If you ask the average person on the street to list “Primal emotions,” anger will be one of the first examples they offer. You understand why: It’s raw. It’s overpowering. It feels like it comes from deep down below, from somewhere instinctual. To most people, anger is the realest emotion of all because it’s so sure of itself. There’s no mistaking anger.
Though anger has a negative connotation these days, it’s there for a reason. All emotions have a purpose. If they didn’t, emotions as a physiological category wouldn’t have arisen and survived millions of years of evolution. An emotion is an adaptation to an environmental condition. Anger exists because it promotes—or promoted—a survival advantage. Those animals who felt something approximating anger outcompeted those who didn’t. That’s what it comes down to.
On the surface, anger is a self-protective adaptation. By showing anger, we display a capacity for aggressive action to those who would threaten us or our tribe—and most socially astute, reasonable people (and even many animal predators) will retreat in the majority of situations. Anger, in this way, is part of the “checks and balances” system inherent to our social contracts. It gives the other party pause to consider whether it’s really worth the trouble to encroach.
But like other emotions, anger is also an internal messenger. When we feel the rush of anger overtake us, that’s an internal signal that a line has been crossed. Maybe someone has threatened or harmed a loved one. Perhaps you’ve become aware of an injustice. And when a line has been crossed, anger is your signal to act: to defend yourself, your family, your integrity, your home, or your ideals.
Unfortunately, the line isn’t always worth defending. Sometimes we mess up and feel angry over something silly. A line has been crossed, but it was a ridiculous line that doesn’t objectively deserve the response. That’s what we need to figure out and manage: why are we angry and what can we do about it?
You certainly can’t just ignore it. The visceral energy of anger is remarkably durable. Because it’s a fact. It exists. It will come up. Lines will be breached. Most of us no longer live in the same ancestral environment where raw unfiltered anger makes obvious sense, but arise it will all the same. We kid ourselves if we think we’re immune to its inherent human force. How can we keep it reined in enough to not thwart our own well-being or run afoul of the law? How can we control or manage it—even channel it? In short, how can we have and express well-deserved anger without getting burned by it?
Practice mindfulness, and bring that deep awareness to anger when it rises.

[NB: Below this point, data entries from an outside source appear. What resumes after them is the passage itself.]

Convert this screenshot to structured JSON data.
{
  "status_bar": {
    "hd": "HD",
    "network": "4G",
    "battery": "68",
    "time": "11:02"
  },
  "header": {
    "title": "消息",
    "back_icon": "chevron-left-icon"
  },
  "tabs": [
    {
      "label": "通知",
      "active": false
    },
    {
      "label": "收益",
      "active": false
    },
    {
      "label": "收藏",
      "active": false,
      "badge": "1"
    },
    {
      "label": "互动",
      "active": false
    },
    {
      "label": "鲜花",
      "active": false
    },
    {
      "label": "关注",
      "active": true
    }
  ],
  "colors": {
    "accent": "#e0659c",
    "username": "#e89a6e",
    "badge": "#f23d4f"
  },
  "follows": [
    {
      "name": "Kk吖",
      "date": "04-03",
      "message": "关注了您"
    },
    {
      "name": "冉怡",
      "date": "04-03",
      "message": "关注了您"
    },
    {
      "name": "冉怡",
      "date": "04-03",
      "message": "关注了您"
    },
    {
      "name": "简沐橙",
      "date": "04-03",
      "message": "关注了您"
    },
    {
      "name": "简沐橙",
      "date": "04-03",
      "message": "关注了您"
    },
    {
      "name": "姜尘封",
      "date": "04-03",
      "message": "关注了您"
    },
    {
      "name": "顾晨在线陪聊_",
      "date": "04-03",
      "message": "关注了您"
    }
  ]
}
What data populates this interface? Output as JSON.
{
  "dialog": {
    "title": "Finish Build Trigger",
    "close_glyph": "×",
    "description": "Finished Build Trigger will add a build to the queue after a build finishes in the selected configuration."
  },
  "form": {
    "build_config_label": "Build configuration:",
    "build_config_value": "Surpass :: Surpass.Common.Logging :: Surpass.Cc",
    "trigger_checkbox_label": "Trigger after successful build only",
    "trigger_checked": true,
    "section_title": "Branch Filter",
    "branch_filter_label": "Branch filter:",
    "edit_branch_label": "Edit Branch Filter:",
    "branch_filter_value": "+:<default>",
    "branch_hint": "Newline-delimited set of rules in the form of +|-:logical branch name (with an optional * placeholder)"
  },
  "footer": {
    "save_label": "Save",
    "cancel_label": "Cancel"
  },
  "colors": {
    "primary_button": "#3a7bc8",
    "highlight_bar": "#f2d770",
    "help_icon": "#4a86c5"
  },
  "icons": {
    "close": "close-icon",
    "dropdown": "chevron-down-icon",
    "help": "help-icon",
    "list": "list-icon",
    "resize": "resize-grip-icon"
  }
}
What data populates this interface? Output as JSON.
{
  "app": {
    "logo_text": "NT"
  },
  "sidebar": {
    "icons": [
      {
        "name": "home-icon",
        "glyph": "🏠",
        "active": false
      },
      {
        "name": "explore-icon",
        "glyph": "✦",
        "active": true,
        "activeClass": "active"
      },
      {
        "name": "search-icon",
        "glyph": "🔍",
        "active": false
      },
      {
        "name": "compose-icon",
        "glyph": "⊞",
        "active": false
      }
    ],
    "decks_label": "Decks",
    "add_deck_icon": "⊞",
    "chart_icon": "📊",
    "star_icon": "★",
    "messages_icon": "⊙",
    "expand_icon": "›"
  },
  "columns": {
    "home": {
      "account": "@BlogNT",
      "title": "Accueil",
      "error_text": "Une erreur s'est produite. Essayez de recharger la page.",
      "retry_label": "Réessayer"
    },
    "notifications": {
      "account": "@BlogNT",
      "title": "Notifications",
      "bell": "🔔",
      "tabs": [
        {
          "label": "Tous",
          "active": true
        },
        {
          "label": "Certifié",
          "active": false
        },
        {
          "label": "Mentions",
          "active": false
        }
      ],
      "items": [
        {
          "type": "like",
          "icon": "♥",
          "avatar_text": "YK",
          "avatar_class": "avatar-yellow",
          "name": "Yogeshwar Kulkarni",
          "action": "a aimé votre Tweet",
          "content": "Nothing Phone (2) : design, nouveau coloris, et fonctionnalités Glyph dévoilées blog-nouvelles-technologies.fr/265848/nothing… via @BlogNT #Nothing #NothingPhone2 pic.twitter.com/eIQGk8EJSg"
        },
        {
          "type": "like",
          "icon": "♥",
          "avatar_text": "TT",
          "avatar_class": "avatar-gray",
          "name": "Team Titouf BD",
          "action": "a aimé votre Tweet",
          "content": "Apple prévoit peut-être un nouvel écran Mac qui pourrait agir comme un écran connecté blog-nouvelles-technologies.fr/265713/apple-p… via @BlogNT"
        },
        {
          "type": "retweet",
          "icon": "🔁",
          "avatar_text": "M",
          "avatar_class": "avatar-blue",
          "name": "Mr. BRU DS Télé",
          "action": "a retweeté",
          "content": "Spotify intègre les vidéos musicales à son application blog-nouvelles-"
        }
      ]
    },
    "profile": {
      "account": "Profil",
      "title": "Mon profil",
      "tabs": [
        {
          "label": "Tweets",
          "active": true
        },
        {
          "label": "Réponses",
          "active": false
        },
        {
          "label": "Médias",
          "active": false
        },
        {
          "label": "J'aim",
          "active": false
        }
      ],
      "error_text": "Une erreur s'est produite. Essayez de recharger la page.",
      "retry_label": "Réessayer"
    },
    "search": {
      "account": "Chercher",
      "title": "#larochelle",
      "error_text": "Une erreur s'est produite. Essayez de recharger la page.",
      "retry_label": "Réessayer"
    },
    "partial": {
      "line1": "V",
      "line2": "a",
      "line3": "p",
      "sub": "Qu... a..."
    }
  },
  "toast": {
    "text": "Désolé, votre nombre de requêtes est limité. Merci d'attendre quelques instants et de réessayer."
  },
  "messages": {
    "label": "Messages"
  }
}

This isn’t about leaving society. It’s simply about being cognizant of what you’re feeling and how those feelings unfold in you. To do this, we learn to stop identifying with our feelings and come to observe them instead. Mindfulness practices can be essential here. And it doesn’t have to be as involved as an hour long meditation. Alternatives exist. The “count to ten and breathe deeply” stuff you tell kids trying to handle their anger works on adults, too.
Get back in your body while you’re at it.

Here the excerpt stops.